[Avodah] The influence of Nusach Sefard on Nusach Ashkenaz

Prof. Levine Larry.Levine at stevens.edu
Wed Feb 6 07:58:28 PST 2008


At 09:57 AM 2/6/2008, you wrote:

>Two things that I see as areas where N"S has influenced N"A;
>
>Not wearing Tefillin on Chol HaMoed all together, taking the tefillin off
>before Musaf on Rosh Chodesh.
>
>Having more than one person say kaddish at the same time.

I daven Nusach Ashkenaz and I put on Tefillin on Chol Moed, although 
without a brocha.  This was the almost universal custom in Chutz 
L'Aretz, as far as I know. I know that the GRA and his followers did 
not put on Tefillin on Chol Moed. There may be some others. However, 
today, due to the Chassidization of Yiddishkeit, there are a number 
of people who have stopped putting on Tefillin during Chol Moed.
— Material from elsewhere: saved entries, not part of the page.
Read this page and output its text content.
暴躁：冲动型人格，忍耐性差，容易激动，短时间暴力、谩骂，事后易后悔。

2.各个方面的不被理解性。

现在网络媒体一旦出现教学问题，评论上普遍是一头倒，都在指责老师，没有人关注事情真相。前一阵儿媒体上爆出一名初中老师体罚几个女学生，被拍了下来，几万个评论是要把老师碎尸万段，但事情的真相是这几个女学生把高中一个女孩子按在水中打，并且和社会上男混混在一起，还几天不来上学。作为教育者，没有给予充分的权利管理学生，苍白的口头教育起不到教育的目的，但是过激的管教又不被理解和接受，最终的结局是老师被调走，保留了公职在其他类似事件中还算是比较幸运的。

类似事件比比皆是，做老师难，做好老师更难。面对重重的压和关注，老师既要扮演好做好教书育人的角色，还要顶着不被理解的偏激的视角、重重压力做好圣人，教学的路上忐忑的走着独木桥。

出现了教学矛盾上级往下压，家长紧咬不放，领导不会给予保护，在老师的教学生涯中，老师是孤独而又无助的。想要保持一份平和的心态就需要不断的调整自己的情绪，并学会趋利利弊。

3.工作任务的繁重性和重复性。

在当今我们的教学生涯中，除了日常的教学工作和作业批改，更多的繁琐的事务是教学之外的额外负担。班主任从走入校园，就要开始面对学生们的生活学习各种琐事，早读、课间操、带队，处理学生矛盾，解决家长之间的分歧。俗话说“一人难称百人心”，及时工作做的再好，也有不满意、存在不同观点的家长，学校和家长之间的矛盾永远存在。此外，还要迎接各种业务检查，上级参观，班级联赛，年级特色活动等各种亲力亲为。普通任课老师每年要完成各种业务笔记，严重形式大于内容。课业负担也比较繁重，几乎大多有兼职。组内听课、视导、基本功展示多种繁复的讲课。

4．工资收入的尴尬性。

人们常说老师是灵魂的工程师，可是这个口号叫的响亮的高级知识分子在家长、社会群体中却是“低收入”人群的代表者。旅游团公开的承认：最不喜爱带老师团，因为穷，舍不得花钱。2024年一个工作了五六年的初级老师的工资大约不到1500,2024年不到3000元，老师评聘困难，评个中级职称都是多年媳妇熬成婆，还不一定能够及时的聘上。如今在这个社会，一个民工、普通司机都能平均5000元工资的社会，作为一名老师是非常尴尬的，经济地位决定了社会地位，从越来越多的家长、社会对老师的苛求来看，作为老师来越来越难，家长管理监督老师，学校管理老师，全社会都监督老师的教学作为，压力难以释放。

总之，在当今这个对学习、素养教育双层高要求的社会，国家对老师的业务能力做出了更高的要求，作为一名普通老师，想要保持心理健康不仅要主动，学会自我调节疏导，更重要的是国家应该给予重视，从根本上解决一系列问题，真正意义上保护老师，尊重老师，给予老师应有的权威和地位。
Part 
of the reason may be that if one davens in a place where most do not 
put them on, then one feels uncomfortable about putting them on. (I 
am talking about a place where people do not put on Tefillin, but 
they allow some to do this.) Another reason may be sheer "laziness." 
It is easier not to put them on during Chol Moed.

I was told that in the Telz yeshiva in Cleveland, anyone who did not 
wear Tefillin during Chol Moed could not daven in the BM!
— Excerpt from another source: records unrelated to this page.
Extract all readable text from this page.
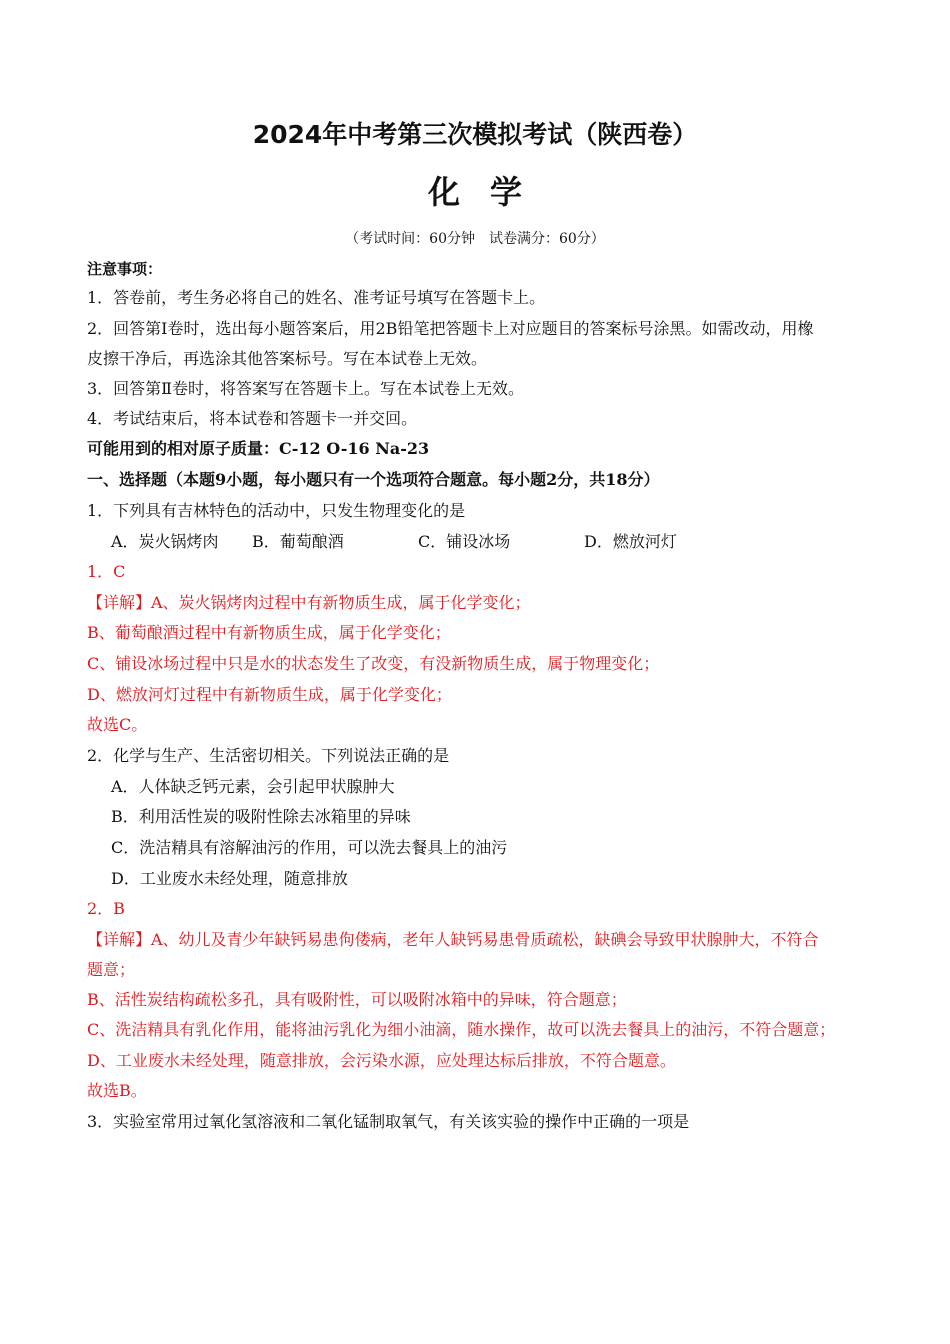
2024年中考第三次模拟考试（陕西卷）
化学
（考试时间：60分钟　试卷满分：60分）
注意事项：
1．答卷前，考生务必将自己的姓名、准考证号填写在答题卡上。
2．回答第Ⅰ卷时，选出每小题答案后，用2B铅笔把答题卡上对应题目的答案标号涂黑。如需改动，用橡
皮擦干净后，再选涂其他答案标号。写在本试卷上无效。
3．回答第Ⅱ卷时，将答案写在答题卡上。写在本试卷上无效。
4．考试结束后，将本试卷和答题卡一并交回。
可能用到的相对原子质量：C-12 O-16 Na-23
一、选择题（本题9小题，每小题只有一个选项符合题意。每小题2分，共18分）
1．下列具有吉林特色的活动中，只发生物理变化的是
A．炭火锅烤肉 B．葡萄酿酒	C．铺设冰场	D．燃放河灯
1．C
【详解】A、炭火锅烤肉过程中有新物质生成，属于化学变化；
B、葡萄酿酒过程中有新物质生成，属于化学变化；
C、铺设冰场过程中只是水的状态发生了改变，有没新物质生成，属于物理变化；
D、燃放河灯过程中有新物质生成，属于化学变化；
故选C。
2．化学与生产、生活密切相关。下列说法正确的是
A．人体缺乏钙元素，会引起甲状腺肿大
B．利用活性炭的吸附性除去冰箱里的异味
C．洗洁精具有溶解油污的作用，可以洗去餐具上的油污
D．工业废水未经处理，随意排放
2．B
【详解】A、幼儿及青少年缺钙易患佝偻病，老年人缺钙易患骨质疏松，缺碘会导致甲状腺肿大，不符合
题意；
B、活性炭结构疏松多孔，具有吸附性，可以吸附冰箱中的异味，符合题意；
C、洗洁精具有乳化作用，能将油污乳化为细小油滴，随水操作，故可以洗去餐具上的油污，不符合题意；
D、工业废水未经处理，随意排放，会污染水源，应处理达标后排放，不符合题意。
故选B。
3．实验室常用过氧化氢溶液和二氧化锰制取氧气，有关该实验的操作中正确的一项是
I heard Rabbi Bamberger of Sherushei Minhag Ashkenaz fame say at a 
talk that in the time of the Rishonim many did wear Tefillin during 
Musaf of RH. He said that the custom of taking them off before Musaf 
stems from the fact that the some places say Keser during kedusha and 
that one should not have two crowns.

There are still places where only one person says Kaddish. For 
example, at KAJ in Manhattan. My understanding is that the saying of 
kaddish by more than one person came about as a way of avoiding 
fights over who should say a given kaddish.  Where I daven the 
instituted a new thing about a year ago. All of those saying kaddish 
go to the Shulchan and say kaddish together. Rav P. M. Teitz 
instituted that all mourners should come to the front of the shul 
when they say kaddish. He did this some time between 1968 and 1974, 
while I was living in Elizabeth, NJ.